I mean, I hate to be the only funny bouncy one here."
(Ani DiFranco, live intro to "Out of Range")
"While love is unfashionable
let us live
unfashionably.
(Alice Walker, "Revolutionary Petunias & Other Poems")
"Not to like little children, or find them interesting and enjoy their company, is no crime.
But it is surely a great misfortune and a great loss, like having no legs or being deaf and blind."
(John Holt, "How Children Learn")
"I always wanted to be a cowboy. But alas! I was burdened early with certain inescapable obligations
to world literature."
(Edward Abbey)
"'Do you think that I have a problem?' Ignatius bellowed. 'The only problem that those people [in
Charity psychiatric hospital] have anyway is that they don't like new cars and hair sprays. That's
why they are put away. They make the other members of society fearful. Every asylum in the nation
is filled with poor souls who simply cannot stand lanolin, cellophane, plastic, television, and
subdivisions.'
"'Ignatius, that ain't true. You remember old Mr. Becnel used to live down the block? They locked
him up because he was running down the street naked.'
"'Of course he was running down the street naked. His skin could not bear any more of that dacron
and nylon clothing that was clogging his pores. I've always considered Mr. Becnel one of the martyrs
of our age.'"
(John Kennedy Toole, "A Confederacy of Dunces")
"Target cotton swabs address a wide spectrum of uses."
(Label on Target store brand cotton swabs)
<
"For external use only."
(Label on Eucerin brand moisturizing lotion)
"Fits dispenser! It fits in almost all standard roll holders."
(A key selling-point for Charmin brand toilet paper)
"Most present-day practitioners of origami believe that it is wrong to destroy any part of their
material (the original paper square or rectangle) by cutting it. They believe that any alteration
to the paper should be made by folding alone....
"There is a school of origami, however, which allows cutting in the form of incisions.
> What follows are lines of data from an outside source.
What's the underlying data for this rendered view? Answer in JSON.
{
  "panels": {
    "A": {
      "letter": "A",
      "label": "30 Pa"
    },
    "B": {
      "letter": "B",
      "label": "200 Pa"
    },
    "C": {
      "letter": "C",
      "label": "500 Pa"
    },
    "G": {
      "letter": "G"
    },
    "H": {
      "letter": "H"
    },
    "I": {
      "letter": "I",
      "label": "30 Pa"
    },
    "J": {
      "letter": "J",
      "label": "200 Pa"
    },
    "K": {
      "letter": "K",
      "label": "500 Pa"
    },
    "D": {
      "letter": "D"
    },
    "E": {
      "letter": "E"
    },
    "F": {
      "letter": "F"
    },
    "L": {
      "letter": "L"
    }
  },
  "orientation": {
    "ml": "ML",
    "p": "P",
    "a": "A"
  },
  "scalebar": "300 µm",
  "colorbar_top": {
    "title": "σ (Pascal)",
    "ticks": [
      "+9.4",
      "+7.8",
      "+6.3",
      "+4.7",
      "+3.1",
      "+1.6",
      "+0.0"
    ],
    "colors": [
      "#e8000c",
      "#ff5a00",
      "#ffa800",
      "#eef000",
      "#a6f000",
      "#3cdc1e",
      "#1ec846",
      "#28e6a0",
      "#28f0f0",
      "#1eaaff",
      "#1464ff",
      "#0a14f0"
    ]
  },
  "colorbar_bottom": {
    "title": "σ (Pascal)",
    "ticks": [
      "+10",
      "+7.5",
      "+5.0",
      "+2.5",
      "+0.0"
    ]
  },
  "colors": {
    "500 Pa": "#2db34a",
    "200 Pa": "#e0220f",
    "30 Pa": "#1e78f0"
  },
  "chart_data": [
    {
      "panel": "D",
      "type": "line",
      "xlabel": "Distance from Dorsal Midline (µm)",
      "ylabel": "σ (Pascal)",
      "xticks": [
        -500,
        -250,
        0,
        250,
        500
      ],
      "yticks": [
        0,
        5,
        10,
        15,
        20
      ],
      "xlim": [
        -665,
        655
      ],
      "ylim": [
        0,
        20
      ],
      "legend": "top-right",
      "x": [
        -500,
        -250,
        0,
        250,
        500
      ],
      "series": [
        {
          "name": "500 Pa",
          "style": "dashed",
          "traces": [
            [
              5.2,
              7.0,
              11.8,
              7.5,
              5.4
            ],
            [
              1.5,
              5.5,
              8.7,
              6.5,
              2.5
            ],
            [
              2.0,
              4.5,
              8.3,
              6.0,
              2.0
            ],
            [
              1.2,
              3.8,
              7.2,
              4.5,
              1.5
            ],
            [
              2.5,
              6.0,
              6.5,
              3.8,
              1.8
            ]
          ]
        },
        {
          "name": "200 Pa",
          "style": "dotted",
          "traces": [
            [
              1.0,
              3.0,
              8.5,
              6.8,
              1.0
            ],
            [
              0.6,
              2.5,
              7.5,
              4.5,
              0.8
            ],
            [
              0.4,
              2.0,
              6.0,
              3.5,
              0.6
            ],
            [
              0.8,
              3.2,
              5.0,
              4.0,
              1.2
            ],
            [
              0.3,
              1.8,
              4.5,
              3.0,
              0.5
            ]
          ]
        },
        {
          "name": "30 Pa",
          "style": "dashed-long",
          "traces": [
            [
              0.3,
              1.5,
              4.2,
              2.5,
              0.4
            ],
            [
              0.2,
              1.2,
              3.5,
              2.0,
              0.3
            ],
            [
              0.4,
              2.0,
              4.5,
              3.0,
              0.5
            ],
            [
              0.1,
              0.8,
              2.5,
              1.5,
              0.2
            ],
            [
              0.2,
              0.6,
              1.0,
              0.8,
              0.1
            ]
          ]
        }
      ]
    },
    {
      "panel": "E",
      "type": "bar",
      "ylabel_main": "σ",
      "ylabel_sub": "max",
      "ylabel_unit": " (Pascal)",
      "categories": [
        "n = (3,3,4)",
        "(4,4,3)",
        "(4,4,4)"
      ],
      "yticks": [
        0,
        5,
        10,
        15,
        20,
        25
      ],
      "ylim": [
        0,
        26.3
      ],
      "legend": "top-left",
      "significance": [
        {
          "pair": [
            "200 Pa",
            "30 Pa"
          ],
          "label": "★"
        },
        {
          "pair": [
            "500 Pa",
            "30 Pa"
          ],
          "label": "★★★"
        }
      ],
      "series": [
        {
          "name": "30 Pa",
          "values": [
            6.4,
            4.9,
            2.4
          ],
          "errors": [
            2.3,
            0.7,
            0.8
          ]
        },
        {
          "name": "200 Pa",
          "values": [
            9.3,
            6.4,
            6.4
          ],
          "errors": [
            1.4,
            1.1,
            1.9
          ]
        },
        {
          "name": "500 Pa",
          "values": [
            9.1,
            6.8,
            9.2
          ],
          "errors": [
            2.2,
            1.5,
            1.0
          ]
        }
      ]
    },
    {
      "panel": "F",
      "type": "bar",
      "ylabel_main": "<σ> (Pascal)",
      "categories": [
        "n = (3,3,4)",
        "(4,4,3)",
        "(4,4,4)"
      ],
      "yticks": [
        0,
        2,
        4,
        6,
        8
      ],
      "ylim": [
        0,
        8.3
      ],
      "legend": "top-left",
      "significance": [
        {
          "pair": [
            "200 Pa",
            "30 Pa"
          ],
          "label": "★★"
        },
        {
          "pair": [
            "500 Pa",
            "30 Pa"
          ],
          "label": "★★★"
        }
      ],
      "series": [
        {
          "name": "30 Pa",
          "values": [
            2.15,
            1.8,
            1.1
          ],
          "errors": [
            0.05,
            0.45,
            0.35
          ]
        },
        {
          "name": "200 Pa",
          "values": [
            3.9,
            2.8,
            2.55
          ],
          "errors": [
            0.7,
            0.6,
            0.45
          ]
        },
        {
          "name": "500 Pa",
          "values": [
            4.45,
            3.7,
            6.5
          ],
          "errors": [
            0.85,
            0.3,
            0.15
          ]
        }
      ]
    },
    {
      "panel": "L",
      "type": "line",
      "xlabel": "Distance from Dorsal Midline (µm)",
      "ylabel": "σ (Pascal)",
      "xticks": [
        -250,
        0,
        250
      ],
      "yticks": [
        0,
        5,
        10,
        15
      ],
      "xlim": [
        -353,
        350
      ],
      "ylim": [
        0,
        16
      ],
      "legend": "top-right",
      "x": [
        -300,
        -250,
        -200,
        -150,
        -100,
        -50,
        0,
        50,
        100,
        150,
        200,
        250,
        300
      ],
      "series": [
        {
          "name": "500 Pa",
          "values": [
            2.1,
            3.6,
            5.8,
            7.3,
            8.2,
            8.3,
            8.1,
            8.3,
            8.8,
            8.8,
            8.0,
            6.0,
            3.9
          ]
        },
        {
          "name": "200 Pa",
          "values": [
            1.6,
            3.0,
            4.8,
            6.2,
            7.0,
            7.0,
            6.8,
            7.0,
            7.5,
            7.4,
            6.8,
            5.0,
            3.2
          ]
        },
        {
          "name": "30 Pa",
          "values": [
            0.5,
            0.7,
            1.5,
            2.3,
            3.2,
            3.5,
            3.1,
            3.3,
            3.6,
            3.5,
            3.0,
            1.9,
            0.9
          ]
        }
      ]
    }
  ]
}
Its
adherents accept that one should not discard any of the original material, but they have no objection
to cutting into it. They would probably maintain that the original square or rectangle is not really
being destroyed in this way."
(Eric Kenneway, "Complete Origami")
[33. Use Cloth Diapers]
"This is a tough one --- not because there's any question about what we ought to do, but
because it's hard to give up disposable diapers. A recent poll, for example, showed 87% of
Americans prefer them.
"....Remember, it doesn't have to be all or nothing. Better to alternate between cloth and
disposables than to use disposables exclusively....
"Cloth diapers don't absorb moisture the way disposable diapers do, so you'll need diaper
covers to act as a shield between the diaper and the rest of the world.
(excerpt from "Fifty Simple Things You Can Do to Save the Earth")
"Squint your eyes and look closer
I'm not between you and your ambition
I am a poster girl with no poster
I am 32 flavors and then some
I am beyond your peripheral vision,
So you might want to turn your head
'cause some day you might find that you're starving
and eating all of the words you said."
(Ani DiFranco, "32 Flavors")
"'Oh no. No, no. Not wrong. I've never known you to be wrong, Bessie. Your facts are
always either untrue or exaggerated, but you're never wrong --- no, no.' With much delight,
Zooey wet his razor and began to shave."
(J.D. Salinger, "Franny and Zooey")
"I believe in the future
I may live in my car
Keep my radio tuned
To the voice of a star."
(Paul Simon, "The Cool, Cool River")
"....You must be completely satisfied with the performance
of this product, or your money back."